Shame and guilt are both moral emotions that result when we deviate from our internalized standards. Riek’s own research found that when a person dwells on thoughts that they are inherently bad, it leads to shame, and people get stuck there. Shame does not lead to seeking forgiveness. Feeling guilty, however, increases the likelihood that a person will seek forgiveness. A large study published in 2007 found that feelings of guilt at the beginning of a prison term correlated with lower rates of recidivism, and feelings of shame correlated with higher rates. “Guilt—because it focuses on the action—is, in a sense, fixable,” said Riek.

One benefit to Enright and Yu’s approach is that it doesn’t rely on shame to produce changed behavior and instead offers dignity to incarcerated individuals.

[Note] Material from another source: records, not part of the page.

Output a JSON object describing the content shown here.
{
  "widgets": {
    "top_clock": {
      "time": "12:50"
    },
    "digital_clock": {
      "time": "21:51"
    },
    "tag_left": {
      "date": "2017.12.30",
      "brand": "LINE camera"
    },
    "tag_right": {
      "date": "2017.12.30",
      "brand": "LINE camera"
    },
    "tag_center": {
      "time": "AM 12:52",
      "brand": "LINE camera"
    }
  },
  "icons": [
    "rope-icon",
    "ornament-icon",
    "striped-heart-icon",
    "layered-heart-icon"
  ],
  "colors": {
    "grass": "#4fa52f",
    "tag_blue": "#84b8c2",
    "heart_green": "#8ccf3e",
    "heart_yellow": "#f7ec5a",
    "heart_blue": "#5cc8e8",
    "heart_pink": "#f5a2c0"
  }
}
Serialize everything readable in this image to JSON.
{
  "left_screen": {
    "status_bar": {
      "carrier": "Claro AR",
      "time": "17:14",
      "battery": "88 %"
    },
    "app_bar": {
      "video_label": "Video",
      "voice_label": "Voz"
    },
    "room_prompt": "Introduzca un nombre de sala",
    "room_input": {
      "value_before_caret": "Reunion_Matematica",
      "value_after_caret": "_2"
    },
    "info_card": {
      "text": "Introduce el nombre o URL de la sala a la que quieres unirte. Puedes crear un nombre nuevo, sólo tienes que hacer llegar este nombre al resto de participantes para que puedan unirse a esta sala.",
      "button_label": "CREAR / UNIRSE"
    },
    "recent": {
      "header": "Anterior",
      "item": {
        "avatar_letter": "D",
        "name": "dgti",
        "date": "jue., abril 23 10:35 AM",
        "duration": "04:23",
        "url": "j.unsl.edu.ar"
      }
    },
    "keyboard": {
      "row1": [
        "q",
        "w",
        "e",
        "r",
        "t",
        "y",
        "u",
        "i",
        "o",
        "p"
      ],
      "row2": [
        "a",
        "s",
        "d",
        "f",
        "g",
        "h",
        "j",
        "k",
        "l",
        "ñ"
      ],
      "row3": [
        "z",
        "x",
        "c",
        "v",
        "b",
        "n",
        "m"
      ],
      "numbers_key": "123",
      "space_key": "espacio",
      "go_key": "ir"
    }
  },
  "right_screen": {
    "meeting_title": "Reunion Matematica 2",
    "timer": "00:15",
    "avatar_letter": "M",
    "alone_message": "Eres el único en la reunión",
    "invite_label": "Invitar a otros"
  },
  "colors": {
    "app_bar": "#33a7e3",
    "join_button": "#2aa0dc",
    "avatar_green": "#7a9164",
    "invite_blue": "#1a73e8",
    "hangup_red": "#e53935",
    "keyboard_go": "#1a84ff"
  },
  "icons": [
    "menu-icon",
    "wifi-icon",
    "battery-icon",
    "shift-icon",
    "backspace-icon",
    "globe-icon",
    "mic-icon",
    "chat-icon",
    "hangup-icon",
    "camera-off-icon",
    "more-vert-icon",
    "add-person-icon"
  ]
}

The anonymous letter to Yu suggested the need for such interventions to come much earlier in the trauma process. “I truly believe if I would have done the forgiveness program the first time I went to rehab or even prison, I would not be in prison now,” the inmate wrote.

Sylvester Jackson could not keep to himself the transformation he experienced through forgiveness therapy. “I felt that it freed me from such anguish, it can help someone else,” he said. “There are so many people today walking around being controlled by people who are long gone who abused them, and they don’t know how to let them go.”

Jackson launched Believers for Change, a nonprofit run by his wife Lavansa Jackson, to support formerly incarcerated people as they reenter society. The Jacksons offer the same forgiveness program that changed Sylvester’s life, followed by a restorative justice process to heal families that have been torn apart by personal harms and the prison system.

“Hurt people hurt people,” Sylvester Jackson said. “But healed people can also heal people.”